Derweil wurden die Sicherungsarbeiten, die von der Stadt auferlegt wurden, abgeschlossen. „In Kürze wird eine erneute Sichtung vorgenommen, ob es Veränderungen gegeben hat“, sagt Knaak. Nach dem Polizeieinsatz und einem geplatzten Rohr hatte die Stadt dem Eigentümer Auflagen gemacht – auch, um die Nachbarn zu schützen, sollten weitere Teile des Hauses oder der Dachstuhl einstürzen.

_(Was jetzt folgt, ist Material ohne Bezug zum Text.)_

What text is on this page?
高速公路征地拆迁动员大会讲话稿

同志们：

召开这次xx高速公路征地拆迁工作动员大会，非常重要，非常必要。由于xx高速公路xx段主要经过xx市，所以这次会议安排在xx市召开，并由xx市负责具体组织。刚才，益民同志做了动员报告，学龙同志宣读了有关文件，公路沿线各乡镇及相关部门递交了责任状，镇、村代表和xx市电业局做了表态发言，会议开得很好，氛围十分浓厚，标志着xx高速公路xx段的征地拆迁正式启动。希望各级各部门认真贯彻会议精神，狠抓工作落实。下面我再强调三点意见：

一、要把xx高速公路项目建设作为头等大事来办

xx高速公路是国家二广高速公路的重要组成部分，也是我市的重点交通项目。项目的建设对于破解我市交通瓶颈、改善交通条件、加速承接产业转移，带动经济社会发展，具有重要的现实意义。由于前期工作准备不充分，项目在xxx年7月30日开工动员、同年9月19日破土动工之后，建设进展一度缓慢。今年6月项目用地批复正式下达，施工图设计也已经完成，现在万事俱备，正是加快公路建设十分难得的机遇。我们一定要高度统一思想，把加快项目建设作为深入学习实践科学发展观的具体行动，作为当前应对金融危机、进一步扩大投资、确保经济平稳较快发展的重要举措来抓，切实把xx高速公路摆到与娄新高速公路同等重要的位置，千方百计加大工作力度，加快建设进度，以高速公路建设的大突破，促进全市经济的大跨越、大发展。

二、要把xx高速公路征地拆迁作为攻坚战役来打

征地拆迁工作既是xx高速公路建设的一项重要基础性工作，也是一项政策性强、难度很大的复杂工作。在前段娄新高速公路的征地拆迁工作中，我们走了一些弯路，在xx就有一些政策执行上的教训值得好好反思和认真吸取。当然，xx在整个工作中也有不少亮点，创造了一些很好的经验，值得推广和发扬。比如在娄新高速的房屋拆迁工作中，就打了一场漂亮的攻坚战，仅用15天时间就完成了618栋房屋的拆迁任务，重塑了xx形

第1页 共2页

6 Warum werden solche Häuser überhaupt gekauft und vermietet? In Koblenz gibt es offenbar einen parallelen Mietwohnungsmarkt für Menschen, die auf sehr günstigen Wohnraum angewiesen sind – sei es, weil sie kein Einkommen haben, vom Jobcenter unterstützt werden oder anderweitig Probleme haben, an Wohnungen auf dem ersten Wohnungsmarkt zu gelangen (etwa ehemalige Gefängnisinsassen, Junkies, Flüchtlinge). Ein Insider hatte unserer Zeitung berichtet, dass es in Koblenz einige Immobilienbesitzer gibt, die gezielt Geld mit sozial schwachen Menschen machen und sehr gern an Jobcenterkunden vermieten, weil auf diesem Weg die Miete sicher überwiesen wird (wir berichteten). Einen Kontakt zu dem Immobilienbesitzer zu bekommen, ist uns bislang nicht gelungen.